Reinvent Marketing as a Profit Center
What Pulizzi and Rose are ultimately advocating is that companies make a long-term investment in a new “media marketing”-based business model. The authors provide plenty of good advice on how organizations can make a business case for this strategy and how they can then proceed to execute on it and measure its effectiveness.
Pulizzi and Rose each write different chapters but the tone and argument are consistent throughout as advice from well-seasoned experts in the marketing field. Each chapter ends with two sections. The first, “Profitable Insights” is a set of bullet points with a great summary of the issues raised in the preceding chapter. The second, “Profitable Resources” is a little less successful since it’s a listing of the articles, books, blogs and other content the prior chapter draws upon.
What’s missing from “Killing Marketing” is a complete list of reference materials at the end of the book or suggestions for further reading or inspiration, which could focus on how to adopt a “Think Different” mindset about marketing.
Real-World Examples of Early Adopters
“Killing Marketing” contains many real-world examples of early adopters of this new approach to marketing.
Learning Opportunities
Take Red Bull, the poster child for the kind of model the authors are advocating. By using content to build a loyal audience, Red Bull is a media company that sells energy drinks rather than a beverage seller which publishes content. As the authors note: “Red Bull’s marketing arm is actually enabling the company to sell anything it likes.”
Then, there’s Arrow Electronics, a Fortune 500 electronics components distributor. In recent years, Arrow has bought up electronics publications which has enabled it to establish ties early on to its core audience of electrical engineers as well as create a new profitable media business.
The Merging of Product Brands and Media Companies
Some of the examples in the book, which include Cleveland Clinic, Schneider Electric and Zappos as well as Content Marketing Institute itself are in-depth and compelling. Other company stories made in passing, such as a brief mention of Salesforce and its Dreamforce user conference, could benefit from further explanation.
The larger company stories tend to be threaded through several chapters rather than being concentrated in their own single dedicated sections. In some cases, these stories may have had a stronger resonance if the whole narrative could be consumed in one go.
Over time, Pulizzi and Rose predict the differences will dissolve between what a product brand does and what a media company does. Both organizations will derive their revenue from products and services and from media via subscriptions and advertising. This means the marketing skills companies will need in future are “equal parts marketing and publishing.”
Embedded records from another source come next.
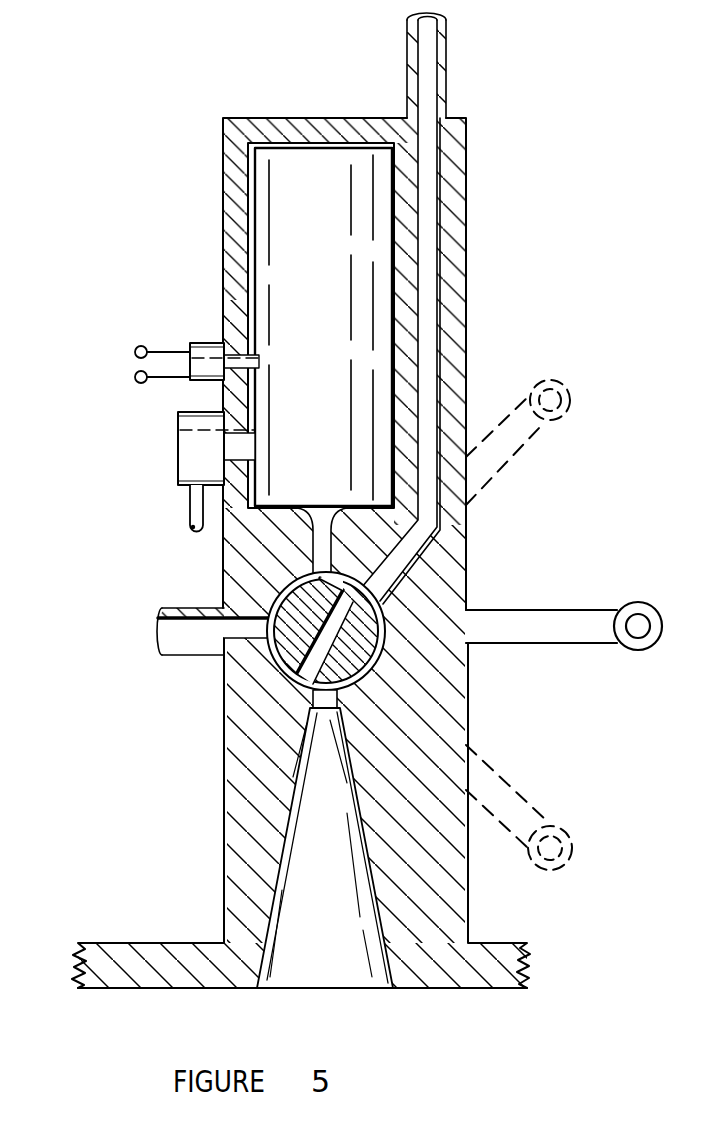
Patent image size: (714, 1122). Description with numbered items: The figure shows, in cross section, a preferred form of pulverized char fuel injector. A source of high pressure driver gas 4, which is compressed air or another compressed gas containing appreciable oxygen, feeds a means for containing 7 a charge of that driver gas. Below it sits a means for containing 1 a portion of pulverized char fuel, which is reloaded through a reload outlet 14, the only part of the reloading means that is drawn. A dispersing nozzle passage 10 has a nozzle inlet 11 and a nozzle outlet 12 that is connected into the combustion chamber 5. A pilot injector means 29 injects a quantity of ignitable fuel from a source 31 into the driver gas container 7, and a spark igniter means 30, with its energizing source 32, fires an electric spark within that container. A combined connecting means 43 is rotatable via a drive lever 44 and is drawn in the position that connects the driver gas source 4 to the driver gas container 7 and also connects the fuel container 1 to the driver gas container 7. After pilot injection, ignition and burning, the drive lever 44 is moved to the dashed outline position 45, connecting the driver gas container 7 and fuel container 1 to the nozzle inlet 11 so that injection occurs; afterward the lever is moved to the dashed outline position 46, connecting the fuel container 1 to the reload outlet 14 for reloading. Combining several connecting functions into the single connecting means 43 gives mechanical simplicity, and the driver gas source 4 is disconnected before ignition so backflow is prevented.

The means for containing pulverized char fuel 1 is at (264, 636).
The source of high pressure driver gas 4 is at (445, 42).
The combustion chamber 5 is at (315, 1028).
The means for containing driver gas 7 is at (293, 172).
The dispersing nozzle passage 10 is at (322, 872).
The nozzle inlet 11 is at (322, 740).
The nozzle outlet 12 is at (308, 968).
The reload outlet 14 is at (197, 628).
The pilot injector means 29 is at (178, 428).
The spark igniter means 30 is at (200, 343).
The source of ignitable fuel 31 is at (188, 509).
The energizing source 32 is at (135, 377).
The combined connecting means 43 is at (305, 614).
The drive lever 44 is at (532, 608).
The dashed outline position for injection 45 is at (530, 438).
The dashed outline position for reloading 46 is at (527, 805).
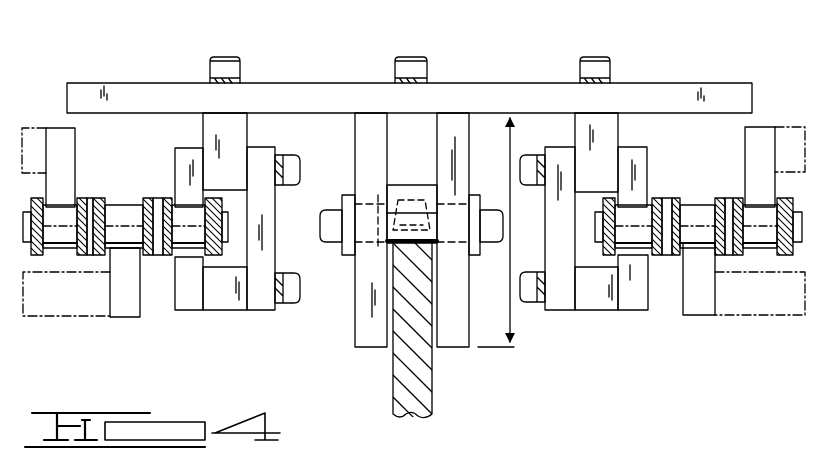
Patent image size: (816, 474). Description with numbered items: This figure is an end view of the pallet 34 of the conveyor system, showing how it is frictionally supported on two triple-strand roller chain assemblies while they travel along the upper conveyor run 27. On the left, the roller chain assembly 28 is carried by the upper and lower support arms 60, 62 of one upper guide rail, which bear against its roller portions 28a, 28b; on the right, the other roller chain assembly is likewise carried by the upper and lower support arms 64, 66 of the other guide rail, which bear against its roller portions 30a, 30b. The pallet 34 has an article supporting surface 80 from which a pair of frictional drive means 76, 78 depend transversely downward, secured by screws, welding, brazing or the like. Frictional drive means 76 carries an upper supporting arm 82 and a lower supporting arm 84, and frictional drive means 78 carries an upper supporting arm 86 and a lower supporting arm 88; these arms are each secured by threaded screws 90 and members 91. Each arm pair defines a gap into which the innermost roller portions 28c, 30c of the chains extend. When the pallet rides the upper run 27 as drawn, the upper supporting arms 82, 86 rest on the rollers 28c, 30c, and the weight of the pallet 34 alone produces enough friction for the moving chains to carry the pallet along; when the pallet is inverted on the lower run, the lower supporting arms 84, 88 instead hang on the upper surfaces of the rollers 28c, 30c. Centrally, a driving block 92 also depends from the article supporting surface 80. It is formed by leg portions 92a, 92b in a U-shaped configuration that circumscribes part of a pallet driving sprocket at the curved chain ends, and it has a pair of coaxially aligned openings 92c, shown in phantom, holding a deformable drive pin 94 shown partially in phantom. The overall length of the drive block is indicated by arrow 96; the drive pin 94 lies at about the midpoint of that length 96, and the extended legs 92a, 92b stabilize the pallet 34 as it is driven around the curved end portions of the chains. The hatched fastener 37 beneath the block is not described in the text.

The upper conveyor run 27 is at (53, 270).
The roller chain assembly 28 is at (138, 276).
The roller portion 28a is at (67, 220).
The roller portion 28b is at (128, 243).
The innermost roller portion 28c is at (182, 235).
The roller portion 30a is at (698, 266).
The roller portion 30b is at (707, 233).
The innermost roller portion 30c is at (633, 220).
The pallet 34 is at (352, 78).
The threaded bolt 37 is at (413, 425).
The upper support arm 60 is at (62, 193).
The lower support arm 62 is at (120, 263).
The upper support arm 64 is at (757, 187).
The lower support arm 66 is at (700, 277).
The frictional drive means 76 is at (279, 317).
The frictional drive means 78 is at (573, 320).
The article supporting surface 80 is at (147, 82).
The upper supporting arm 82 is at (183, 167).
The lower supporting arm 84 is at (192, 283).
The upper supporting arm 86 is at (632, 192).
The lower supporting arm 88 is at (635, 297).
The threaded screws 90 is at (288, 160).
The members 91 is at (267, 233).
The driving block 92 is at (409, 262).
The leg portion 92a is at (372, 343).
The leg portion 92b is at (455, 343).
The coaxially aligned openings 92c is at (447, 200).
The deformable drive pin 94 is at (390, 247).
The length 96 is at (513, 317).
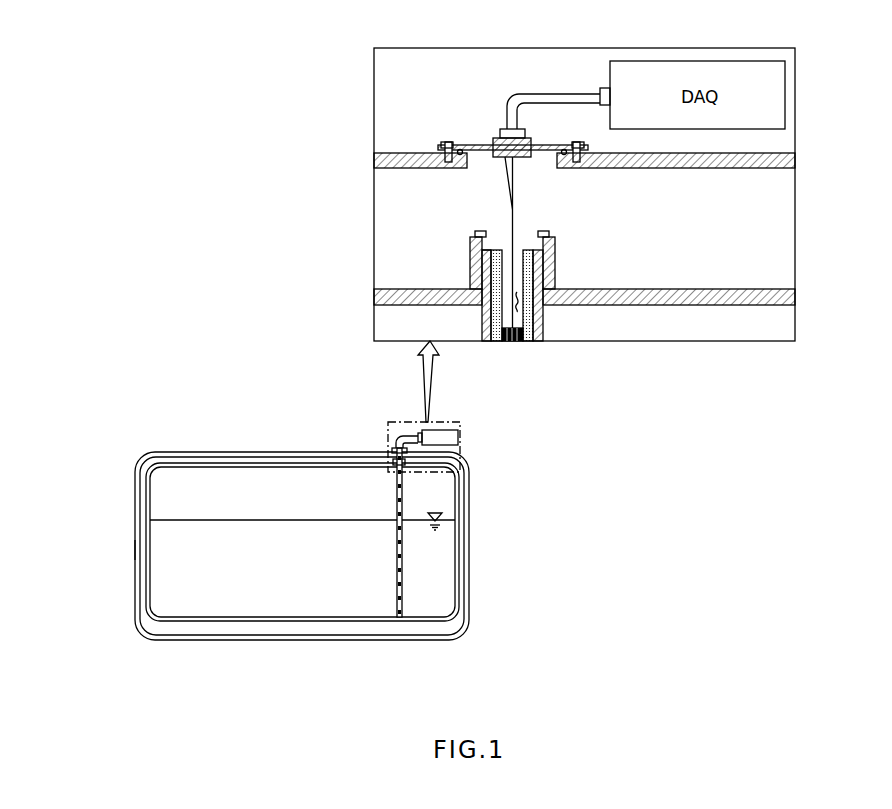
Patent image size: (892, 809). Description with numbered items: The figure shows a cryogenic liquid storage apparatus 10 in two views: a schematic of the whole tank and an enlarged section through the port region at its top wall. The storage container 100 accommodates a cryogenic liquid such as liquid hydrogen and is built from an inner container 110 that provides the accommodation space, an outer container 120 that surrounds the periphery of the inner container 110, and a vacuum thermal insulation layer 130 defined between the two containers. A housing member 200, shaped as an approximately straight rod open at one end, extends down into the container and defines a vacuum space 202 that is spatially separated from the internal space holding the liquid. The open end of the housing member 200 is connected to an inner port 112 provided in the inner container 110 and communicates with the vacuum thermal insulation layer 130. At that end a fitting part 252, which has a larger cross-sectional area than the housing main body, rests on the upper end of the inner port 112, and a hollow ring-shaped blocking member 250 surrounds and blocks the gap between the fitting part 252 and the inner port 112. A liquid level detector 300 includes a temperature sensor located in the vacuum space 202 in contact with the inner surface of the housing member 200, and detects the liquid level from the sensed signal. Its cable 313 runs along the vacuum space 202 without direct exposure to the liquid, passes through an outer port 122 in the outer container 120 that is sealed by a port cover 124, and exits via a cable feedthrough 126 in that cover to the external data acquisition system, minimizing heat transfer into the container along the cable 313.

The cryogenic liquid storage apparatus 10 is at (58, 70).
The storage container 100 is at (137, 457).
The inner container 110 is at (382, 294).
The inner port 112 is at (487, 272).
The outer container 120 is at (385, 160).
The outer port 122 is at (468, 144).
The port cover 124 is at (482, 144).
The cable feedthrough 126 is at (495, 138).
The vacuum thermal insulation layer 130 is at (395, 214).
The housing member 200 is at (540, 329).
The vacuum space 202 is at (520, 298).
The blocking member 250 is at (548, 270).
The fitting part 252 is at (535, 241).
The liquid level detector 300 is at (517, 345).
The cable 313 is at (513, 210).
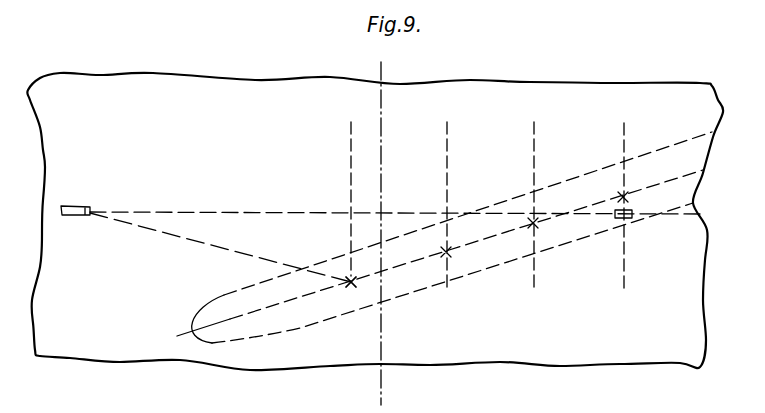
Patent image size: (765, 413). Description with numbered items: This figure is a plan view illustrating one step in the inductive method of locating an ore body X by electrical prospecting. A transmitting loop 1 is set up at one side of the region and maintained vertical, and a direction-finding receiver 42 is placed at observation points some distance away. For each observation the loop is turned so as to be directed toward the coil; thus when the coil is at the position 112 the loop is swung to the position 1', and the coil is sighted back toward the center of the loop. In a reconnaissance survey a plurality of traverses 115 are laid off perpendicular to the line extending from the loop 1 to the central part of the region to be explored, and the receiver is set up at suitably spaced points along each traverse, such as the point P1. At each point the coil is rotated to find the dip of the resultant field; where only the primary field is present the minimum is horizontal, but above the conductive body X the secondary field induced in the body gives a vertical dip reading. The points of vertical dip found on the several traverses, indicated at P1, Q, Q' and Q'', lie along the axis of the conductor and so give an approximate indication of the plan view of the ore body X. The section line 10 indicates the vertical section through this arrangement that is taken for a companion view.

The transmitting loop 1 is at (93, 194).
The turned position of transmitting loop 1' is at (82, 176).
The section line of Fig. 10 is at (357, 58).
The direction-finding receiver 42 is at (631, 219).
The position of the coil 112 is at (350, 287).
The traverses 115 is at (625, 138).
The ore body X is at (493, 270).
The point of vertical dip Q is at (552, 250).
The point of vertical dip Q' is at (466, 238).
The point of vertical dip Q'' is at (379, 265).
The point of vertical dip P1 is at (634, 186).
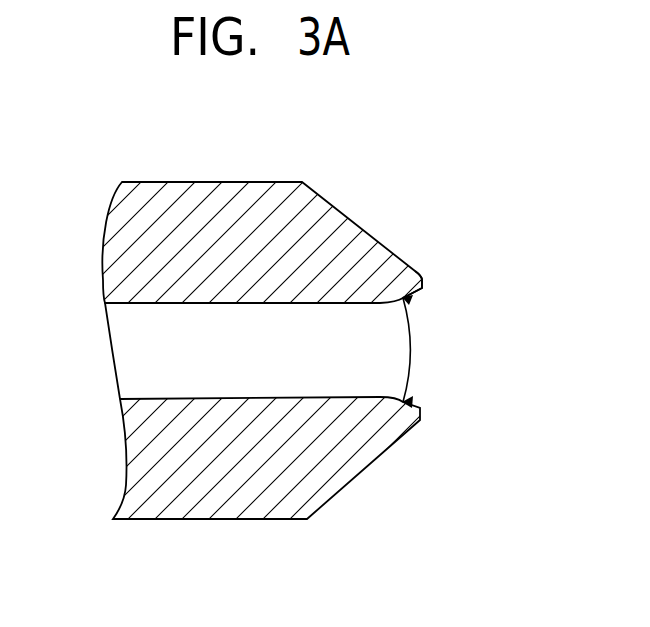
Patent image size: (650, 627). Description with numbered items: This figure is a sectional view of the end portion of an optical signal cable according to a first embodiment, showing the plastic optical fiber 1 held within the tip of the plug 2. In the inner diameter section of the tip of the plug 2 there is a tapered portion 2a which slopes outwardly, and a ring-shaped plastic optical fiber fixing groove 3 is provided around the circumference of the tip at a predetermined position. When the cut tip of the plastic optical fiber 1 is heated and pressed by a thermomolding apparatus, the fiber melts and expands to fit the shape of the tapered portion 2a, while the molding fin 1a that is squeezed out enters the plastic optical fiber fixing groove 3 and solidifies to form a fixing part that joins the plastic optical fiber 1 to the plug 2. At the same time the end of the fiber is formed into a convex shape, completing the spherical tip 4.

The plastic optical fiber 1 is at (202, 347).
The molding fin 1a is at (406, 400).
The plug 2 is at (232, 217).
The tapered portion 2a is at (406, 299).
The plastic optical fiber fixing groove 3 is at (415, 273).
The spherical tip 4 is at (410, 348).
A company may end up with a self-sustaining and potentially profitable media division led by marketing. A deep dive into how organizations might seed and nurture this mix of skills would make good fodder for another book.
There’s No Harm in Trying
The book’s closing section entitled “What If We’re Wrong?” talks through the objections a CEO voiced to the authors in relation to their concept of marketing as a profit center and the use of content to build audiences. Pulizzi and Rose ultimately conclude: “What harm could possibly come from trying?”
Shining a light on your marketing activities and your companywide use of content is always going to be a useful exercise to undertake, even it doesn’t end up with you “killing marketing.”
As the authors state: “Marketing has changed. Past tense … And so the only question that remains is, what are you going to do about it?” Digesting the examples and reflecting on the arguments contained in “Killing Marketing” are good starting points to help you and your organization begin to answer that question.